- Directed by: S K Amarnath
- Produced by: Jagannath V Pai
- Starring: Sriimurali; Sharmiela Mandre;
- Cinematography: Sri Venkat
- Edited by: Suresh Urs
- Music by: Veer Samarth
- Release date: 16 January 2009;
- Country: India
- Language: Kannada

= Shivamani =

2009 Indian Kannada-language film

Shivamani is a 2009 Indian Kannada-language film directed by S K Amarnath, starring Sriimurali and Sharmiela Mandre in lead roles.

==Cast==

- Sriimurali as Siva
- Sharmiela Mandre as Shruthi
- Ramesh Bhat
- Avinash as Subbanna
- Vinaya Prasad
- Shobaraj as Nakarar Narayana
- Kote Prabhakar
- Mahesh
- Besant Ravi

==Music==

Track listing
| No. | Title | Singer(s) | Length |
|---|---|---|---|
| 1. | "Mari Jinkemari" | Hemanth Kumar, Shamitha Malnad | 4:22 |
| 2. | "Moda Modalu" | Karthik, Shreya Ghoshal | 4:45 |
| 3. | "Nee Hinde Bandaga" | Hariharan, Sadhana Sargam | 4:44 |
| 4. | "Rama Rama" | Sonu Kakkar | 4:47 |
| 5. | "Shivamani" | Shankar Mahadevan | 4:43 |
| 6. | "Shivamani Theme" | Veer Samarth | 1:17 |
| 7. | "Vachana" | Veer Samarth | 3:26 |
| 8. | "Yaarige Yaaruntu" | S. P. Balasubrahmanyam | 5:27 |
| Total length: |  |  | 32:11 |

== Reception ==
=== Critical response ===

R G Vijayasarathy of Rediff.com scored the film at 1.5 out of 5 stars and says "The film is digitally graded and Venkat's cinematographic work is good.

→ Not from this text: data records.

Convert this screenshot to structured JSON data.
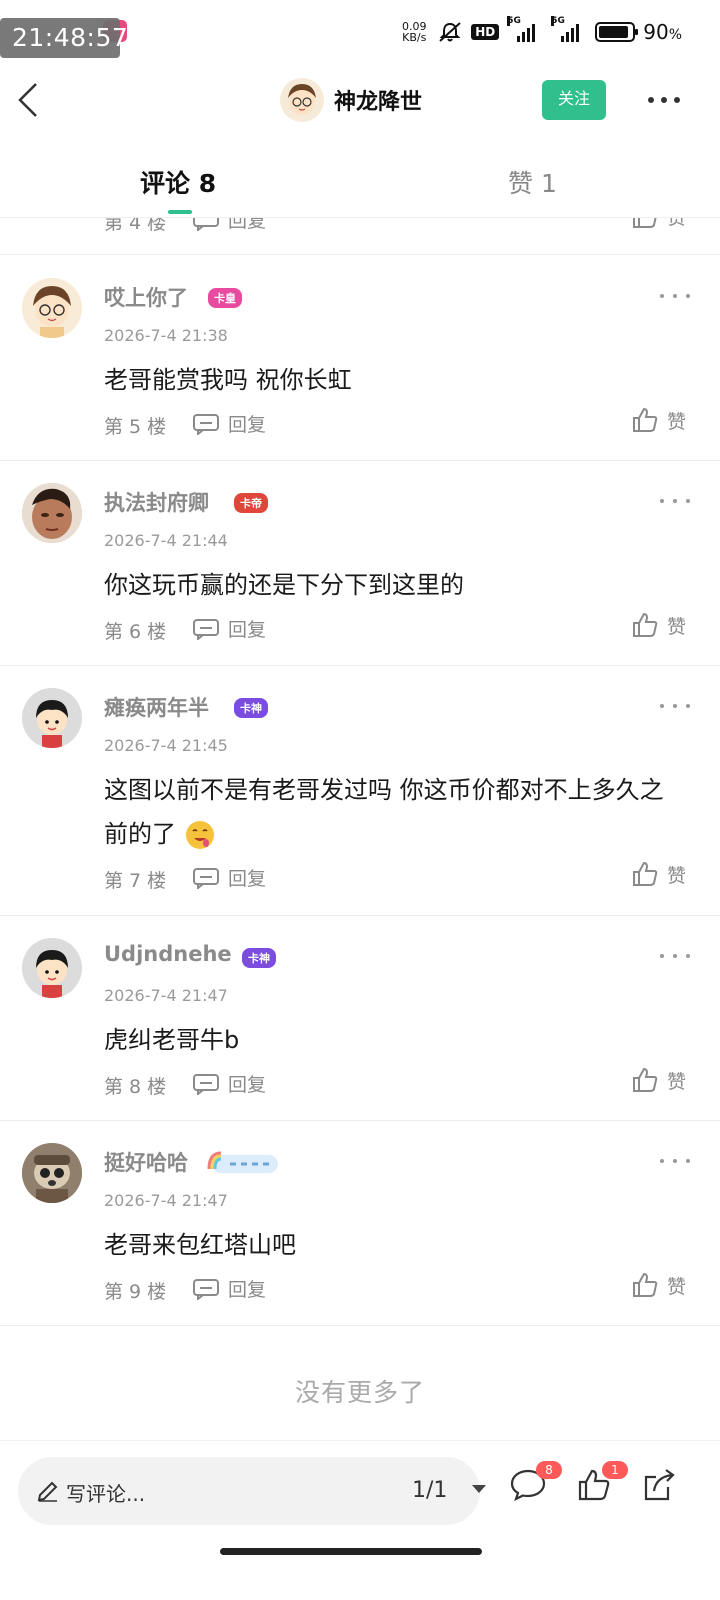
{
  "status_bar": {
    "time": "21:48:57",
    "net_speed_value": "0.09",
    "net_speed_unit": "KB/s",
    "hd_label": "HD",
    "signal_1_label": "5G",
    "signal_2_label": "5G",
    "battery_percent": "90",
    "battery_percent_sign": "%",
    "battery_level": 0.9
  },
  "header": {
    "author_name": "神龙降世",
    "follow_label": "关注"
  },
  "tabs": {
    "comments_label": "评论 8",
    "likes_label": "赞 1"
  },
  "partial_row": {
    "floor": "第 4 楼",
    "reply_label": "回复",
    "like_label": "赞"
  },
  "comments": [
    {
      "name": "哎上你了",
      "badge": "卡皇",
      "badge_color": "#e84aa0",
      "time": "2026-7-4 21:38",
      "text": "老哥能赏我吗 祝你长虹",
      "floor": "第 5 楼",
      "reply_label": "回复",
      "like_label": "赞"
    },
    {
      "name": "执法封府卿",
      "badge": "卡帝",
      "badge_color": "#e0463a",
      "time": "2026-7-4 21:44",
      "text": "你这玩币赢的还是下分下到这里的",
      "floor": "第 6 楼",
      "reply_label": "回复",
      "like_label": "赞"
    },
    {
      "name": "瘫痪两年半",
      "badge": "卡神",
      "badge_color": "#7a4ce0",
      "time": "2026-7-4 21:45",
      "text": "这图以前不是有老哥发过吗 你这币价都对不上多久之前的了",
      "floor": "第 7 楼",
      "reply_label": "回复",
      "like_label": "赞"
    },
    {
      "name": "Udjndnehe",
      "badge": "卡神",
      "badge_color": "#7a4ce0",
      "time": "2026-7-4 21:47",
      "text": "虎纠老哥牛b",
      "floor": "第 8 楼",
      "reply_label": "回复",
      "like_label": "赞"
    },
    {
      "name": "挺好哈哈",
      "badge": "",
      "badge_color": "#3aa7e6",
      "time": "2026-7-4 21:47",
      "text": "老哥来包红塔山吧",
      "floor": "第 9 楼",
      "reply_label": "回复",
      "like_label": "赞"
    }
  ],
  "footer_note": "没有更多了",
  "bottom_bar": {
    "input_placeholder": "写评论...",
    "page_indicator": "1/1",
    "comment_count": "8",
    "like_count": "1"
  }
}
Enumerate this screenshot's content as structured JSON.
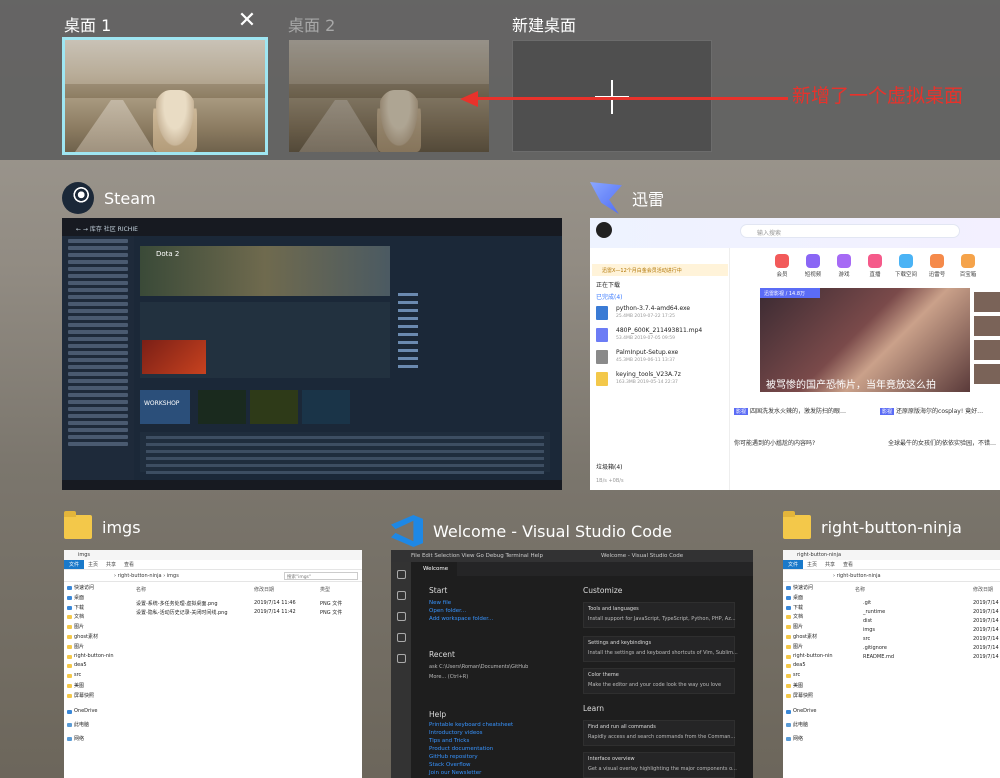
{
  "desktops": {
    "desk1_label": "桌面 1",
    "desk2_label": "桌面 2",
    "new_label": "新建桌面",
    "close_glyph": "✕",
    "annotation": "新增了一个虚拟桌面",
    "annotation_color": "#e8322b",
    "active_outline": "#9fe6f2"
  },
  "windows": {
    "steam": {
      "title": "Steam",
      "bar_text": "← →  库存  社区  RICHIE",
      "game": "Dota 2",
      "workshop": "WORKSHOP"
    },
    "xunlei": {
      "title": "迅雷",
      "search_placeholder": "输入搜索",
      "notice": "迅雷X—12个月白金会员活动进行中",
      "section_downloading": "正在下载",
      "section_done": "已完成(4)",
      "section_recycle": "垃圾箱(4)",
      "downloads": [
        {
          "name": "python-3.7.4-amd64.exe",
          "meta": "25.4MB   2019-07-22 17:25"
        },
        {
          "name": "480P_600K_211493811.mp4",
          "meta": "53.4MB   2019-07-05 09:59"
        },
        {
          "name": "PalmInput-Setup.exe",
          "meta": "45.3MB   2019-06-11 13:37"
        },
        {
          "name": "keying_tools_V23A.7z",
          "meta": "163.3MB   2019-05-14 22:37"
        }
      ],
      "footer_meta": "1B/s  +0B/s",
      "nav_icons": [
        "会员",
        "短视频",
        "游戏",
        "直播",
        "下载空间",
        "迅雷号",
        "百宝箱"
      ],
      "video_tag": "迅雷影视 / 14.8万",
      "video_caption": "被骂惨的国产恐怖片，当年竟放这么拍",
      "news": [
        {
          "badge": "影视",
          "text": "四国洗发水火辣的，激发防扫的眼…"
        },
        {
          "badge": "影视",
          "text": "还原原版海尔的cosplay! 竟好…"
        },
        {
          "badge": "",
          "text": "你可能遇到的小尴尬的内容吗?"
        },
        {
          "badge": "",
          "text": "全球最牛的女孩们的依依实验园，不错…"
        }
      ]
    },
    "imgs": {
      "title": "imgs",
      "window_title": "imgs",
      "tabs": [
        "文件",
        "主页",
        "共享",
        "查看"
      ],
      "path": "› right-button-ninja › imgs",
      "search": "搜索\"imgs\"",
      "nav": [
        "快速访问",
        "桌面",
        "下载",
        "文档",
        "图片",
        "ghost素材",
        "图片",
        "right-button-nin",
        "dea5",
        "src",
        "美图",
        "屏幕快照",
        "OneDrive",
        "此电脑",
        "网络"
      ],
      "headers": [
        "名称",
        "修改日期",
        "类型"
      ],
      "files": [
        {
          "name": "设置-系统-多任务处理-虚拟桌面.png",
          "date": "2019/7/14 11:46",
          "type": "PNG 文件"
        },
        {
          "name": "设置-隐私-活动历史记录-关闭时间线.png",
          "date": "2019/7/14 11:42",
          "type": "PNG 文件"
        }
      ]
    },
    "vscode": {
      "title": "Welcome - Visual Studio Code",
      "menu": "File  Edit  Selection  View  Go  Debug  Terminal  Help",
      "window_title": "Welcome - Visual Studio Code",
      "tab": "Welcome",
      "start_h": "Start",
      "start_links": [
        "New file",
        "Open folder...",
        "Add workspace folder..."
      ],
      "recent_h": "Recent",
      "recent": [
        "ask   C:\\Users\\Roman\\Documents\\GitHub",
        "More...   (Ctrl+R)"
      ],
      "help_h": "Help",
      "help_links": [
        "Printable keyboard cheatsheet",
        "Introductory videos",
        "Tips and Tricks",
        "Product documentation",
        "GitHub repository",
        "Stack Overflow",
        "Join our Newsletter"
      ],
      "customize_h": "Customize",
      "cards": [
        {
          "t": "Tools and languages",
          "d": "Install support for JavaScript, TypeScript, Python, PHP, Az..."
        },
        {
          "t": "Settings and keybindings",
          "d": "Install the settings and keyboard shortcuts of Vim, Sublim..."
        },
        {
          "t": "Color theme",
          "d": "Make the editor and your code look the way you love"
        }
      ],
      "learn_h": "Learn",
      "learn": [
        {
          "t": "Find and run all commands",
          "d": "Rapidly access and search commands from the Comman..."
        },
        {
          "t": "Interface overview",
          "d": "Get a visual overlay highlighting the major components o..."
        }
      ]
    },
    "ninja": {
      "title": "right-button-ninja",
      "window_title": "right-button-ninja",
      "tabs": [
        "文件",
        "主页",
        "共享",
        "查看"
      ],
      "path": "› right-button-ninja",
      "nav": [
        "快速访问",
        "桌面",
        "下载",
        "文档",
        "图片",
        "ghost素材",
        "图片",
        "right-button-nin",
        "dea5",
        "src",
        "美图",
        "屏幕快照",
        "OneDrive",
        "此电脑",
        "网络"
      ],
      "headers": [
        "名称",
        "修改日期"
      ],
      "files": [
        {
          "name": ".git",
          "date": "2019/7/14"
        },
        {
          "name": "_runtime",
          "date": "2019/7/14"
        },
        {
          "name": "dist",
          "date": "2019/7/14"
        },
        {
          "name": "imgs",
          "date": "2019/7/14"
        },
        {
          "name": "src",
          "date": "2019/7/14"
        },
        {
          "name": ".gitignore",
          "date": "2019/7/14"
        },
        {
          "name": "README.md",
          "date": "2019/7/14"
        }
      ]
    }
  }
}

Debutant Veera Samarth has delivered two nice compositions including the popular Moda Modala Nota. Overall, however it's best to avoid this torture". The New Indian Express wrote "Meanwhile, Narayan’s henchman tries to rape a widow. This enrages Siva, prompting him to teach Narayana a lesson. And of course, Narayana does not keep quiet. He organises several goons to attack Siva. Finally, how Siva teaches Narayana a lesson is the climax. If you are interested in watching an out-and-out action film, you could consider booking your tickets for this one". Bangalore Mirror wrote "Except for pleasing images and some good music by Veer Samarth there is nothing in the film that you want to even remember".